The planned Department of Cancer Biology will be the center of cancer-related research for the Stritch School of Medicine

As part of Loyola University Chicago's initiative to expand its cancer programs, the Stritch School of Medicine will be home to the planned new Department of Cancer Biology. The future Department will be the center of cancer-related research at Stritch and provide a structure through which Loyola University Chicago’s biomedical graduate programs will train the next generation of students and research scientists in cancer-related fields. 

The University and Loyola University Medical Center have also committed to pursuing National Cancer Institute (NCI) Comprehensive designation for Loyola Medicine’s Cardinal Bernardin Cancer Center. All NCI Cancer Centers are recognized for their scientific leadership, resources and scope of research, but the Comprehensive Centers are an elite subgroup that demonstrate substantial transdisciplinary research. 

The forthcoming Department of Cancer Biology will be the basic science arm of the Cardinal Bernardin Cancer Center with major programs of research in immunology and immunotherapy, cell signaling, epigenetics, and gene regulation. It will house the Masters program in Cellular and Molecular Oncology and make significant contributions to the core Molecular Cell Biology and Genetics course required for all first-year medical students. The Oncology Research Institute and its affiliated faculty, staff and resources will move into the department, building on their long success to be the new department’s foundation.  The department will recruit some of the nation's leading researchers in cancer biology.

To achieve this goal, cancer program leaders will transition to new roles.

Nancy Zeleznik-Le, PhD, former co-director of the Oncology Research Institute, has agreed to serve as interim chair of the Department of Cancer Biology. Dr. Zeleznik-Le is a Professor in the Department of Medicine and a member of the Oncology Research Institute since 1999.  She is leader of the Cancer Gene Regulation Program and her research focuses on the Mixed Lineage Leukemia (MLL) gene and MLL-fusion proteins that cause leukemia.

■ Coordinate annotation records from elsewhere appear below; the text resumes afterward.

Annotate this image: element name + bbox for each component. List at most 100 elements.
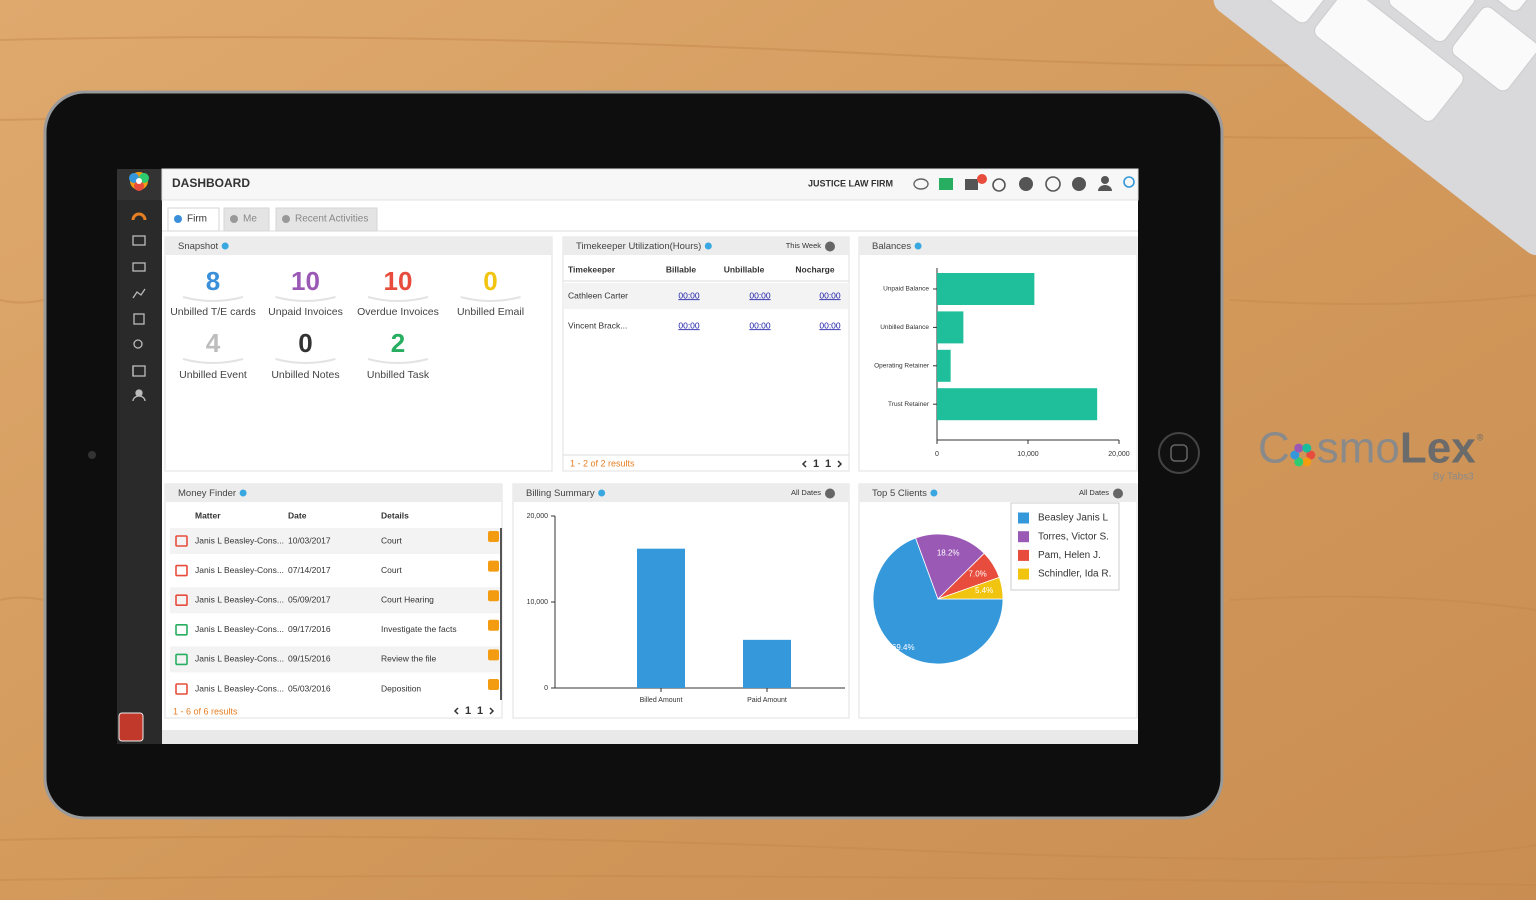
pager-next[interactable] — [837, 460, 843, 468]
bar — [937, 349, 951, 382]
snapshot-label: Unbilled Notes — [271, 369, 339, 381]
tab-label: Firm — [187, 214, 207, 225]
legend-label: Pam, Helen J. — [1038, 550, 1101, 561]
brand-flower — [1294, 457, 1304, 467]
help-icon[interactable] — [239, 489, 247, 497]
table-header: Details — [381, 510, 409, 520]
pie-slice — [915, 533, 985, 600]
x-tick-label: 10,000 — [1017, 451, 1039, 458]
table-header: Matter — [195, 510, 221, 520]
pager-prev[interactable] — [801, 460, 807, 468]
y-tick-label: Trust Retainer — [888, 401, 930, 408]
y-tick-label: 20,000 — [527, 513, 549, 520]
edit-button[interactable] — [488, 679, 499, 690]
snapshot-divider — [275, 358, 336, 364]
tab-icon — [282, 215, 290, 223]
snapshot-label: Unpaid Invoices — [268, 306, 343, 318]
panel-header — [859, 484, 1137, 502]
panel-title: Money Finder — [178, 488, 236, 499]
tab-icon — [174, 215, 182, 223]
help-icon[interactable] — [930, 489, 938, 497]
row-date: 09/17/2016 — [288, 624, 331, 634]
panel-title: Billing Summary — [526, 488, 595, 499]
panel-title: Snapshot — [178, 241, 219, 252]
settings-icon[interactable] — [825, 488, 835, 499]
slice-label: 69.4% — [892, 643, 915, 652]
firm-name: JUSTICE LAW FIRM — [808, 178, 893, 188]
snapshot-count: 0 — [483, 266, 497, 296]
settings-icon[interactable] — [1113, 488, 1123, 499]
pie-slice — [872, 537, 1004, 665]
panel-header — [165, 484, 502, 502]
tab[interactable] — [275, 207, 378, 232]
sidebar-icons[interactable] — [131, 212, 147, 402]
header-bar — [161, 168, 1139, 201]
x-tick-label: Paid Amount — [747, 697, 787, 704]
brand-name: C — [1258, 424, 1290, 473]
y-tick-label: 0 — [544, 685, 548, 692]
row-matter: Janis L Beasley-Cons... — [195, 535, 284, 545]
edit-button[interactable] — [488, 590, 499, 602]
help-icon[interactable] — [704, 242, 712, 250]
row-details: Court Hearing — [381, 594, 434, 604]
settings-icon[interactable] — [825, 241, 835, 252]
snapshot-count: 4 — [206, 328, 221, 358]
home-button-glyph — [1170, 444, 1188, 462]
x-tick-label: 0 — [935, 451, 939, 458]
panel-filter: All Dates — [1079, 488, 1109, 497]
time-link: 00:00 — [749, 320, 771, 330]
page-title: DASHBOARD — [172, 176, 250, 190]
legend-label: Beasley Janis L — [1038, 513, 1108, 524]
legend-label: Torres, Victor S. — [1038, 531, 1109, 542]
snapshot-label: Unbilled Task — [367, 369, 430, 381]
help-icon[interactable] — [221, 242, 229, 250]
snapshot-label: Overdue Invoices — [357, 306, 439, 318]
table-row — [170, 528, 500, 554]
pager-next[interactable] — [489, 707, 495, 715]
edit-button[interactable] — [488, 560, 499, 572]
panel-header — [165, 237, 552, 255]
home-button[interactable] — [1158, 432, 1200, 474]
tab[interactable] — [223, 207, 270, 232]
snapshot-label: Unbilled T/E cards — [170, 306, 256, 318]
brand-flower — [1294, 443, 1304, 453]
brand-flower — [1306, 450, 1316, 460]
help-icon[interactable] — [914, 242, 922, 250]
snapshot-count: 0 — [298, 328, 312, 358]
edit-button[interactable] — [488, 531, 499, 542]
row-date: 09/15/2016 — [288, 654, 331, 664]
row-date: 05/09/2017 — [288, 594, 331, 604]
pager-prev[interactable] — [453, 707, 459, 715]
slice-label: 5.4% — [975, 586, 993, 595]
tab[interactable] — [167, 207, 220, 232]
table-row — [564, 283, 848, 309]
time-link: 00:00 — [678, 320, 700, 330]
row-matter: Janis L Beasley-Cons... — [195, 683, 284, 693]
brand-name: Lex — [1400, 424, 1476, 473]
edit-button[interactable] — [488, 619, 499, 631]
brand-flower — [1302, 443, 1312, 453]
edit-button[interactable] — [488, 649, 499, 661]
row-icon — [175, 683, 188, 695]
snapshot-count: 8 — [206, 266, 220, 296]
header-icons[interactable] — [913, 174, 1135, 192]
help-icon[interactable] — [598, 489, 606, 497]
y-tick-label: Operating Retainer — [874, 363, 930, 370]
row-icon — [175, 653, 188, 666]
bar — [743, 639, 791, 688]
row-details: Court — [381, 535, 402, 545]
table-header: Billable — [666, 264, 697, 274]
brand-flower — [1290, 450, 1300, 460]
snapshot-count: 10 — [384, 266, 413, 296]
slice-label: 7.0% — [969, 569, 987, 578]
row-details: Review the file — [381, 654, 437, 664]
bar — [937, 311, 964, 344]
legend-label: Schindler, Ida R. — [1038, 569, 1111, 580]
panel-title: Balances — [872, 241, 911, 252]
row-icon — [175, 623, 188, 636]
brand-mark: ® — [1477, 432, 1484, 442]
snapshot-divider — [367, 296, 429, 302]
brand-flower — [1302, 457, 1312, 467]
row-icon — [175, 564, 188, 577]
x-tick-label: Billed Amount — [640, 697, 683, 704]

As interim chair, she will also serve as the deputy director and associate director for basic research of the Cardinal Bernardin Cancer Center.

William Small, Jr., MD, FACRO, FACR, FASTRO, Chair of the Department of Radiation Oncology, will become Director of the Cardinal Bernardin Cancer Center and lead the effort to achieve Comprehensive Cancer Center designation. Dr. Small will build upon the many years of work by Patrick Stiff, MD, as leader of the Cancer Center and co-director of the Oncology Research Institute.

The launch of the Department of Cancer Biology and these leadership appointments are critical steps to expand the depth and breadth of cancer research at Loyola.